General schematic of a meta-analysis in a systematic review. A meta-analysis is the process of taking multiple datasets (i.e. Data 1, Data 2 etc.) from literature sources, calculating summary statistics or effects (i.e. Summary 1, Summary 2, etc.) for each dataset, running statistical procedures (e.g. SMA = sequential meta-analysis) to relate summary effects and investigate between study variation, and identifying important features driving variation. Source: MediCeption.

In phase two, I will use meta-analytical procedures (i.e. statistical analyses specific to systematic reviews) to calculate one standardized metric to represent sea otter effects. These effects will be calculated and averaged across all collected studies. As previously discussed, there may be key factors – such as sea otter density – that influence these effects. Therefore, in phase three (factor testing), effects will also be calculated separately for each a priori factor to test their influence on the effects. Such factors may include habitat type (i.e. hard or soft sediment), prey species (i.e. sea urchins, crabs, clams, etc.), otter density, depth, or time after otter recolonization.

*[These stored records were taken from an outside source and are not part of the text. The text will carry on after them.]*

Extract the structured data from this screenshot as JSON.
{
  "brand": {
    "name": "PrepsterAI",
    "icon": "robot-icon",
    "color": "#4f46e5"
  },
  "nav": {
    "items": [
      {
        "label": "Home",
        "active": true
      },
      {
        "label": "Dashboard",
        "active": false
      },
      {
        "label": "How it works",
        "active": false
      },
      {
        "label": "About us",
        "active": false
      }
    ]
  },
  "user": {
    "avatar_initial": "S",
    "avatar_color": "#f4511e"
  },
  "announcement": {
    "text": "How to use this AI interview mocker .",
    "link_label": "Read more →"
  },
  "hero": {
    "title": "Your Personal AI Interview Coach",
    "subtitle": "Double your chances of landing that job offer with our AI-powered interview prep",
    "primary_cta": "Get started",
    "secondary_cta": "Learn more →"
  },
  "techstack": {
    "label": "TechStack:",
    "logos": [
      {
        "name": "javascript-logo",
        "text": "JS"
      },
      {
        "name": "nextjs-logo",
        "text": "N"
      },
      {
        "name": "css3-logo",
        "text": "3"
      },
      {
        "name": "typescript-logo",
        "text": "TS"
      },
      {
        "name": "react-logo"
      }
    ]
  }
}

In statistical terms, the goal of testing factors is to see if the variation between studies is impacted by calculating sea otter effects separately for each factor versus across all studies. In other words, if we find high variation in effects between studies, there may be important factors driving that variation. Therefore, in systematic reviews, we recalculate effects separately for each factor to try to explain that variation. If, however, after testing these factors, variation remains high, there may be other factors that we didn’t test that could be driving that remaining variation. Yet, without a priori knowledge on what those factors could be, such variation should be reported as a major source of uncertainty.

Source: Giancarlo Thomae.

Predicting or anticipating the effects of reintroduced species is no easy feat. In instances where the ecological role of a species is well known – and there is adequate data – researchers can develop and use ecosystem models to predict with some certainty what these effects may be. Yet, in other cases where the species’ role is less studied, has less data, or is more variable, researchers must look to other tools – such as systematic reviews – to gain a better understanding of these potential effects. In this case, a systematic review on sea otter effects may prove particularly useful in helping managers understand what types of ecological effects of sea otters in Oregon are most likely, what the important factors are, and, after such review, what we still don’t know about these effects.

References:

[1] Seddon, P. J., Armstrong, D. P., and R. F. Maloney. 2007. Developing the science of reintroduction biology. Conservation Biology. 21(2): 303-312.

[2] Estes, J. A., Tinker, M. T., and J. L. Bodkin. 2009. Using ecological function to develop recovery criteria for depleted species: sea otters and kelp forests in the Aleutian Archipelago. Conservation Biology. 24(3): 852-860.

[3] Sutton, A. J., and J. P. T. Higgins. 2008. Recent developments in meta-analysis. Statistics in Medicine. 27: 625-650.

[4] Arnqvist, G., and D. Wooster. 1995. Meta-analysis: synthesizing research findings in ecology and evolution. TREE. 10(6): 236-240.

[5] Vetter, D., Rucker, G., and I. Storch. 2013. Meta-analysis: a need for well-defined usage in ecology and conservation biology. Ecosphere. 4(6): 1-13.